今週のTFP的おすすめ映画
TFP的
おすすめ映画
「今、観るべき」「今からでも観れる」映画を月替わりでご紹介。東京都心で公開中の映画を中心に、
The Fashion Post (ザ・ファッションポスト) 編集部おすすめの作品を、大型シネコンからミニシアターまでセレクト (毎週火曜更新)。
4/2026
『これって生きてる?』
©2025 Searchlight Pictures. All Rights Reserved.
『アリー スター誕生』『マエストロ その音楽と愛と』で俳優のみならず監督としても高く評価された Bradley Cooper (ブラッドリー・クーパー) 監督の長編第3作で、自身の友人の実話を題材に、リアルなニューヨークに生きる夫婦の愛と人生を繊細かつエモーショナルに描いた人間ドラマ。アレックスとテスの夫婦は2人の子どもにも恵まれ、順調な人生を歩んできた。しかし中年にさしかかり、これまで置き去りにしてきたそれぞれの夢が、ふたりの結婚生活を終わりへと向かわせる。失意のなか、ニューヨークの街で何気なく訪れたコメディクラブで偶然舞台に立ったアレックスは、夫婦の赤裸々な関係を笑いに変え、新しい生きがいを見出していく。『俺たちフィギュアスケーター』の Will Arnett (ウィル・アーネット) が主人公アレックス、『ワイルド・アット・ハート』の Laura Dern (ローラ・ダーン) が妻テスを演じ、『ザ・ユナイテッド・ステイツvs.ビリー・ホリデイ』など俳優としても活躍する歌手 Andra Day (アンドラ・デイ) などが共演。冷めきった夫婦の危機を痛快に描いたこの愛と再生の物語を、ぜひ劇場にて見届けてほしい。
公開日: 4月17日(金)
監督: Bradley Cooper
出演: Will Arnett、Laura Dern、Andra Day
HP: www.searchlightpictures.jp/movies/isthisthingon
『海辺の恋』
©1965 Films Galilée
「忘れ去られたヌーベルバーグの名匠」として再評価が進む Guy Gilles (ギイ・ジル) 監督が1963年に発表した長編デビュー作。

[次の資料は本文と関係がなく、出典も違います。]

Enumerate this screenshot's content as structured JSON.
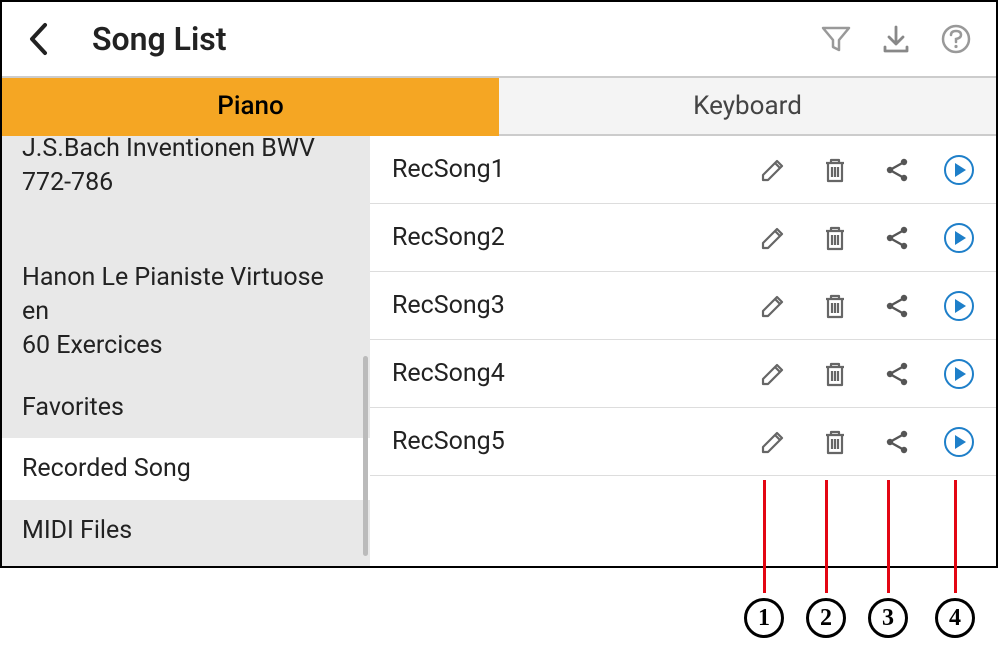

若者たちのはかない愛をつづった自伝的作品が日本にて公開される。夏の海辺で愛を確かめ合うジュヌヴィエーヴと水兵ダニエル。しかしバカンスが終わると、彼は港町ブレストへ、彼女はパリへと戻っていく。ふたりは再会を願い、手紙をつづり続けるが、そこにアルジェリア戦争から帰還したもう1人の水兵ギイが加わり、3人の思いは静かに交錯していく。主演の Daniel Moosmann (ダニエル・ムースマン)、Genevieve Thenier (ジュヌヴィエーヴ・テニエ) に加え、水兵ギイ役で Guy Gilles 監督が自ら出演。Jean-Pierre Leaud (ジャン=ピエール・レオ)、Jean-Claude Brialy (ジャン=クロード・ブリアリ) などの名優たちが脇を固めた。60年代のフランスから届いた、儚くも美しいロマンス映画が、現代のスクリーンに蘇る。
公開日: 4月18日(土)
監督: Guy Gilles
出演: Daniel Moosmann、Genevieve Thenier、Guy Gilles
HP: guy.crepuscule-films.com
『今日からぼくが村の映画館』
©Casablanca Cine 2019
南米ペルーの雄大なアンデス山脈に囲まれた小さな村を舞台に、映画に魅せられた少年の成長をつづったドラマ。本作が長編映画第2作となる Cesar Galindo (セサル・ガリンド) 監督がメガホンをとり、ペルーの教育制度の現実やアンデス高地地域の軽視、多文化国家における差別意識、内戦の傷跡といったテーマを温かい物語の中に描き出す。新学期を迎えた日、アンデスの小さな村に住む好奇心旺盛な少年シストゥは、風に運ばれてきた映画の広告を手にする。導かれるままに移動映画館にたどり着いた彼は、そこで初めて映画というものを知り、瞬く間にその物語に魅了される。この日を境に、シストゥは週に一度の語り部として、観た映画の内容を村人たちに伝えるようになる。ところがある日、移動映画館がこつ然と姿を消してしまい、事態は思わぬ方向へと転がっていく。主人公シストゥ役に抜擢された Víctor Acurio (ビクトル・アクリオ) をはじめ、キャストの多くに非職業俳優を起用。劇中ではペルーの公用語のひとつであるケチュア語が使用され、ケチュア語映画としてペルー映画史上最高の興行収入を記録した。これを機に、誰もが胸の奥にしまっている、映画と出会ったあの日の記憶をそっと呼び覚ます。
公開日: 4月17日(金)
監督: Cesar Galindo
出演: Víctor Acurio、Hermelinda Lujan (エルメリンダ・ルハン)、Melissa Alvarez (メリーサ・アルバレス)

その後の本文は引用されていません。